Saturday, May 22, 2010

We Really Used To Sing This, Exhibit 1

Written Perpetrated by Tom Parker, 1968  (In our critique of the St. Louis Jesuits, Haugen-Haas, Tom Conry, etc., we forget that Parker, Jack Miffleton, and Ray Repp -- with the complicity of WLP -- started this Spirit-of-Vatican-II descent into Liturgical Music Hades.)

Let All The Earth Sing His Praise

REFRAIN: Let all the earth sing his praise and joyful voices raise, for his mercy reaches out to ev'ry land.  (I used to think it was "BEFORE his mercy reaches out."  I wanted to make sure I raised my joyful voice in time!)

1. Sing, men, of distant China, tell of his worth
From Italy to the icy sea of the North.  (All those syllables were crammed in toward the end of the line.)
Men who ride on elephants and men who work in stores; (how sexist!)
Jesus is Lord of all the earth. (In other words, ignore those three previous lines.)

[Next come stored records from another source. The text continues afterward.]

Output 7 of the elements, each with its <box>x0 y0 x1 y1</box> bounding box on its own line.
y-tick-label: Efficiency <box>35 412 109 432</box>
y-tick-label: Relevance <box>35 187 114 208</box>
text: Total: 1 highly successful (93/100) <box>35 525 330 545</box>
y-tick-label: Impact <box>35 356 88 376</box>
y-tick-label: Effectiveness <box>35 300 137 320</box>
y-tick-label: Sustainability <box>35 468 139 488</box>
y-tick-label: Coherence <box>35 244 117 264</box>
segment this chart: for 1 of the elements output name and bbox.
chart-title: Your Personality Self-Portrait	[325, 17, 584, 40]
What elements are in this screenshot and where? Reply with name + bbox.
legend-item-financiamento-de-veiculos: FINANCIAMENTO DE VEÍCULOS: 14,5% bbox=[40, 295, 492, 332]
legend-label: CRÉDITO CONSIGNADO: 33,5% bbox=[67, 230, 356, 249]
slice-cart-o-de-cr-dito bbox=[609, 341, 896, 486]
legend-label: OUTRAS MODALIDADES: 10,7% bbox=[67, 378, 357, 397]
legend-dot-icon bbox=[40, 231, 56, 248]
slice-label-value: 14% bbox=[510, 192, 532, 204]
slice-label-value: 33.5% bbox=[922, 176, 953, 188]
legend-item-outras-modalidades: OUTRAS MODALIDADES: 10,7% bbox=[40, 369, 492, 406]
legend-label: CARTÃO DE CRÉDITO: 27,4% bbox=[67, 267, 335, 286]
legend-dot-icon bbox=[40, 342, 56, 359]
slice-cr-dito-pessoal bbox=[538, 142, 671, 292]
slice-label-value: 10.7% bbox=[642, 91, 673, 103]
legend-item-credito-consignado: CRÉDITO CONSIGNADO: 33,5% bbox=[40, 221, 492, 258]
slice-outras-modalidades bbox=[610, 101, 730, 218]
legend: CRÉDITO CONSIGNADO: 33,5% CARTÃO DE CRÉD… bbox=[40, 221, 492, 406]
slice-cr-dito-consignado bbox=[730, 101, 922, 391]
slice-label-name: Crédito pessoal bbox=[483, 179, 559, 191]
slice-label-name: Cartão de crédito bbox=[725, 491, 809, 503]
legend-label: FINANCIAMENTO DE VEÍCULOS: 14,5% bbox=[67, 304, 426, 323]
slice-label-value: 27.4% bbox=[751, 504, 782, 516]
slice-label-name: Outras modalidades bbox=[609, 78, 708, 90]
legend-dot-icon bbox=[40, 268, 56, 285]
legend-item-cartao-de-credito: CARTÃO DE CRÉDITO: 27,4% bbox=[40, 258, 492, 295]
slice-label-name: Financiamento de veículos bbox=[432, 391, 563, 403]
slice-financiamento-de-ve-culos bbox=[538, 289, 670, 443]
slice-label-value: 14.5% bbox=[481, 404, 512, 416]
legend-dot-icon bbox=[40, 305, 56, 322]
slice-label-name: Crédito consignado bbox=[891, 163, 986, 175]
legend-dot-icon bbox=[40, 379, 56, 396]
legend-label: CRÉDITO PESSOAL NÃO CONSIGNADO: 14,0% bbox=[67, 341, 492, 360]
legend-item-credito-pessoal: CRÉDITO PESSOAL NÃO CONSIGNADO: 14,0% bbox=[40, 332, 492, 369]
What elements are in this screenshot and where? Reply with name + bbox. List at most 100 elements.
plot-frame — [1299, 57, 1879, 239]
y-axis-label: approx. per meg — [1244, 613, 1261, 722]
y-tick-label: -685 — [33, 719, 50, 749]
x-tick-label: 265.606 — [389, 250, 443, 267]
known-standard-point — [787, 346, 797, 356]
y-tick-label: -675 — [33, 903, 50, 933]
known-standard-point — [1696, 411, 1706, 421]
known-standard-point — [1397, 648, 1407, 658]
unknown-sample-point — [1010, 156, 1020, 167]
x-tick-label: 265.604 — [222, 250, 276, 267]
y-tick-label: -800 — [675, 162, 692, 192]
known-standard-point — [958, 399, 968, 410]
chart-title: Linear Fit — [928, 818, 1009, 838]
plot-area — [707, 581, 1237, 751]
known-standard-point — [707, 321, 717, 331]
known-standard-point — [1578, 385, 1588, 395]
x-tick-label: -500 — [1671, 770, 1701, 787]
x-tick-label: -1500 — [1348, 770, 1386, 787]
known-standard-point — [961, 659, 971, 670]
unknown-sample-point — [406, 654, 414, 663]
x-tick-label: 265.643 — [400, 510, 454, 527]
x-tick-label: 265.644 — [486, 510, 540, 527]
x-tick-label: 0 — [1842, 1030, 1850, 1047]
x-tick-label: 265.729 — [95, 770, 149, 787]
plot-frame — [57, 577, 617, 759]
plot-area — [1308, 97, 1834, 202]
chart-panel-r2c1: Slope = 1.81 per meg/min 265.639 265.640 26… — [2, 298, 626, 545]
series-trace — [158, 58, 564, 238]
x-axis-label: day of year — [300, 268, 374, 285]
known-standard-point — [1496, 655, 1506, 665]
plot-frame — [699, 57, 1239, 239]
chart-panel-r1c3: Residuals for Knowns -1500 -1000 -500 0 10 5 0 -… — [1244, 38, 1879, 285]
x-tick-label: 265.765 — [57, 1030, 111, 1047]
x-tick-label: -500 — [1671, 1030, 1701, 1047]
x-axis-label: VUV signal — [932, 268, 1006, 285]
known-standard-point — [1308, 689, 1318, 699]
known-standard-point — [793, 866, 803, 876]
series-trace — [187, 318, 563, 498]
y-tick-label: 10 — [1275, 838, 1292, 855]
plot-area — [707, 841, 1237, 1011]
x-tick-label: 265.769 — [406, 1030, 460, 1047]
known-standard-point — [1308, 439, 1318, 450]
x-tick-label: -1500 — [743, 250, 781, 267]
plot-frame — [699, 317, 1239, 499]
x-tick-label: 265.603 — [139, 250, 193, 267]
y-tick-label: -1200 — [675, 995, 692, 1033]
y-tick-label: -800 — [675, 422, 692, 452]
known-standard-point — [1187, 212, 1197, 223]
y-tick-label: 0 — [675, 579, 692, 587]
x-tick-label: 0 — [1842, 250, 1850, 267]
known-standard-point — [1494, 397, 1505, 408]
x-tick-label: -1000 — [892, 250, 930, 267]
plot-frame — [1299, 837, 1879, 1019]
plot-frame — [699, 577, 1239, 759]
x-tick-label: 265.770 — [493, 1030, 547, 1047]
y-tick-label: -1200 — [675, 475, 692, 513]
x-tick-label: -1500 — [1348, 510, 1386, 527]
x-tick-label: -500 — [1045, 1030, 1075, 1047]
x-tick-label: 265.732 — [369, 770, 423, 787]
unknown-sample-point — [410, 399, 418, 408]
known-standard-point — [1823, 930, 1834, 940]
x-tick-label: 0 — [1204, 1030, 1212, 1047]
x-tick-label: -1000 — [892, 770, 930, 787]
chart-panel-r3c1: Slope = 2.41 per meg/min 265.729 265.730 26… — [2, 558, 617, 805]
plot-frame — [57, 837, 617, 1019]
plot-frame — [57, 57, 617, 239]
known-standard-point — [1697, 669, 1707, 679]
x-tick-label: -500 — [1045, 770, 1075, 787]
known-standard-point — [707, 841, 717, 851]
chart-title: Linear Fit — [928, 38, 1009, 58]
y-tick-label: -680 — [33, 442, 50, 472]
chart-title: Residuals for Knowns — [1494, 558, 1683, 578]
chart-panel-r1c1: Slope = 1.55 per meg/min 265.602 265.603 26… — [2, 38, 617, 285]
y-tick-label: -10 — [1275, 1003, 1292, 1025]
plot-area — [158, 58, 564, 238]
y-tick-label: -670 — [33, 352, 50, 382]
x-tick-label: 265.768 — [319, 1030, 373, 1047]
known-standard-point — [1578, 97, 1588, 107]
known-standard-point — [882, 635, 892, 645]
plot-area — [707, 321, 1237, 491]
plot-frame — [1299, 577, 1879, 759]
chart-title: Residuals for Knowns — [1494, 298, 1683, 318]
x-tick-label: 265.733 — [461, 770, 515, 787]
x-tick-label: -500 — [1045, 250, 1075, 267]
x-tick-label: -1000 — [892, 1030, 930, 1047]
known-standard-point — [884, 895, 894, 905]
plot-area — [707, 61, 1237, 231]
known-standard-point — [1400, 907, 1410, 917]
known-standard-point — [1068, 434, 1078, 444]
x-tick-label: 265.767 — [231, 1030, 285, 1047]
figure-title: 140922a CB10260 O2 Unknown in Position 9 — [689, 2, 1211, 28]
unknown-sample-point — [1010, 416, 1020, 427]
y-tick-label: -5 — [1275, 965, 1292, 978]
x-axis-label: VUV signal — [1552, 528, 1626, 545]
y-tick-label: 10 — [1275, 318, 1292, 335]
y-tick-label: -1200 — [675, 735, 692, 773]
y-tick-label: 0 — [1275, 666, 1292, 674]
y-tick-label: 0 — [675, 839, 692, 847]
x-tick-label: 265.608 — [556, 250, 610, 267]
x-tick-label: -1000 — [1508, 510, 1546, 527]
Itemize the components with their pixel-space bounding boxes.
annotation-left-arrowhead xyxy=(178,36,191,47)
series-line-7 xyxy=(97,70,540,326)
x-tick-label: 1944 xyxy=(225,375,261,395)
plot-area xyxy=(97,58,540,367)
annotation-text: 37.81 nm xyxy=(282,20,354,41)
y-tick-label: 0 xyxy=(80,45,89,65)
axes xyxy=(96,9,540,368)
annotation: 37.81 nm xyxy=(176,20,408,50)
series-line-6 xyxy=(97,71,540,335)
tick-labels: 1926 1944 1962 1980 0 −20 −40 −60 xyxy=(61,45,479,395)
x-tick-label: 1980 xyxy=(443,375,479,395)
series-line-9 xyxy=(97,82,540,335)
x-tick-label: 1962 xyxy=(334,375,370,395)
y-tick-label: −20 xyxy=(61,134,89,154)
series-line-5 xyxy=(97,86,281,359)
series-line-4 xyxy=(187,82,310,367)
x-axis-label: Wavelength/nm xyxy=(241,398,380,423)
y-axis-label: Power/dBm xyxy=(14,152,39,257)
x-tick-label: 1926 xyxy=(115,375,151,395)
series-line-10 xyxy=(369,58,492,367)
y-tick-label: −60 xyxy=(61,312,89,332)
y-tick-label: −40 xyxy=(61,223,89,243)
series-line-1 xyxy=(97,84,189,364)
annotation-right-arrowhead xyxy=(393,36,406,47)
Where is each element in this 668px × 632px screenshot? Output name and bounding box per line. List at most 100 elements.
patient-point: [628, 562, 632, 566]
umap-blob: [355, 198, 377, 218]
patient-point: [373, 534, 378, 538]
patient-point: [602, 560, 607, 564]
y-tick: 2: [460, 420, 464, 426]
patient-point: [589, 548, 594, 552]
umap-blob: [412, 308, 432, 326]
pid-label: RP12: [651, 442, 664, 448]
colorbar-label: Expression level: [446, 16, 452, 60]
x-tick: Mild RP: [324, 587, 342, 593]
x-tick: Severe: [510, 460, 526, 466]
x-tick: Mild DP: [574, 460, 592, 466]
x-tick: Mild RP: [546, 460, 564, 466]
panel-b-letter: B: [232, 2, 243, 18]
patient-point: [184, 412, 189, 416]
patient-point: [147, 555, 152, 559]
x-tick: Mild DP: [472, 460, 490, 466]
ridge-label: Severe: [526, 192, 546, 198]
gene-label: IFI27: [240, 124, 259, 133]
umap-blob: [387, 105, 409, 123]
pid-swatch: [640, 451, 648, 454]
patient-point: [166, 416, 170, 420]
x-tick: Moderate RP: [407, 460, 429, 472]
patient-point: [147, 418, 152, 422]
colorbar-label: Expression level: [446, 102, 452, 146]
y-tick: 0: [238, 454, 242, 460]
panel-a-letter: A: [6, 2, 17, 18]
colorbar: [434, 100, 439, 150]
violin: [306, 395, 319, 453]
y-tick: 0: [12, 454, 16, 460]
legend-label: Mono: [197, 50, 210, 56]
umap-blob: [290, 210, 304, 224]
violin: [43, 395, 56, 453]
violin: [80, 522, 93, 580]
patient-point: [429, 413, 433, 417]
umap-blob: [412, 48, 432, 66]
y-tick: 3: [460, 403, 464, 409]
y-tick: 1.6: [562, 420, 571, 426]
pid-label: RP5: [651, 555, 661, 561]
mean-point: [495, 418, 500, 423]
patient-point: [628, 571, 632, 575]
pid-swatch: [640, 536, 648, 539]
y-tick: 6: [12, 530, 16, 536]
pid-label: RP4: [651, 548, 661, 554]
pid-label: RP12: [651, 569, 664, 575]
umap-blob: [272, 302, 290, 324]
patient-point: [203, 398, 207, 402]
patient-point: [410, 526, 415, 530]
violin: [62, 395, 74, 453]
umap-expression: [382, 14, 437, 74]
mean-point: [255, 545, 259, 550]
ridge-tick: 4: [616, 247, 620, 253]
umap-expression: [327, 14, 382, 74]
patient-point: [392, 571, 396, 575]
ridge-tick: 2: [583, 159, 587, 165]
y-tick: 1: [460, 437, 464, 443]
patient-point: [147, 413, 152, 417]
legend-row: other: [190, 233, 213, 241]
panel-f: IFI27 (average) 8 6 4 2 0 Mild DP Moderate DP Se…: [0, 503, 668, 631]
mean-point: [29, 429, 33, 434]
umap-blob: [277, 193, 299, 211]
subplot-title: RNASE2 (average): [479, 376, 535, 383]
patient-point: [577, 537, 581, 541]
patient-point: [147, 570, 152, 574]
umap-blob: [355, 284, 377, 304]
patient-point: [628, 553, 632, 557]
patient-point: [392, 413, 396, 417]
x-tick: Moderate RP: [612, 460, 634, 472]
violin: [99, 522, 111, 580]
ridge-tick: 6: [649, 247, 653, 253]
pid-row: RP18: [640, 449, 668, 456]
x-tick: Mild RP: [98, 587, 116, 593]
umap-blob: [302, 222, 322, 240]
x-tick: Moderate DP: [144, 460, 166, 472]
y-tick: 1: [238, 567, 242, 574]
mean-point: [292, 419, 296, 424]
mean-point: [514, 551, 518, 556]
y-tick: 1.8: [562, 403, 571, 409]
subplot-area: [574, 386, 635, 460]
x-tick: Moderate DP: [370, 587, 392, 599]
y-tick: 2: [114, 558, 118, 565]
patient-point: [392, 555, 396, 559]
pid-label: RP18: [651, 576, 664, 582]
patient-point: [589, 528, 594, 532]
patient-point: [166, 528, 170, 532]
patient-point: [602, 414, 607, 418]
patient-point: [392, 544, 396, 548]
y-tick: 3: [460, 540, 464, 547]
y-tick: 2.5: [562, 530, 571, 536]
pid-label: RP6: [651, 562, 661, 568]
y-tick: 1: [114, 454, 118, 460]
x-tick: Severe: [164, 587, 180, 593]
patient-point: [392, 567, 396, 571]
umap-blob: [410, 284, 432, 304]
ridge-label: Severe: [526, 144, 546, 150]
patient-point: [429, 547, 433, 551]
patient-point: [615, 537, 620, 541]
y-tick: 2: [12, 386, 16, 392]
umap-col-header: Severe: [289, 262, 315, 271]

2. Come, dance, and run before him all you who can,
from Baltimore to the distant shore of Japan. (I think that's why our parish sung this so much; it mentioned good old Bawlamer.  But why?)
Men (again!) who plow the endless (?) plains your Savior is at hand: Jesus the hope of ev'ry land.  (Again, a mention of Jesus covers up everything else.)

3. Hear us men of France and Sweden, boys of Peru, (Did Parker influence Steely Dan to use a bunch of geographic references?)
all children of the sea, girls (finally) of Brittany, too. (Um, excuse me, but Brittany is in the aforementioned France.)
Babies who ride on camels trudging seas of sand: (Metrically, this line, and most of those in the verses, make no musical sense.)
Jesus, your brother's callin' you. ("Callin'" is how Parker wrote it.)

And this was called liturgical music.  I think I'd prefer "Headin' out to Eden, yea, brother . . ." from Star Trek.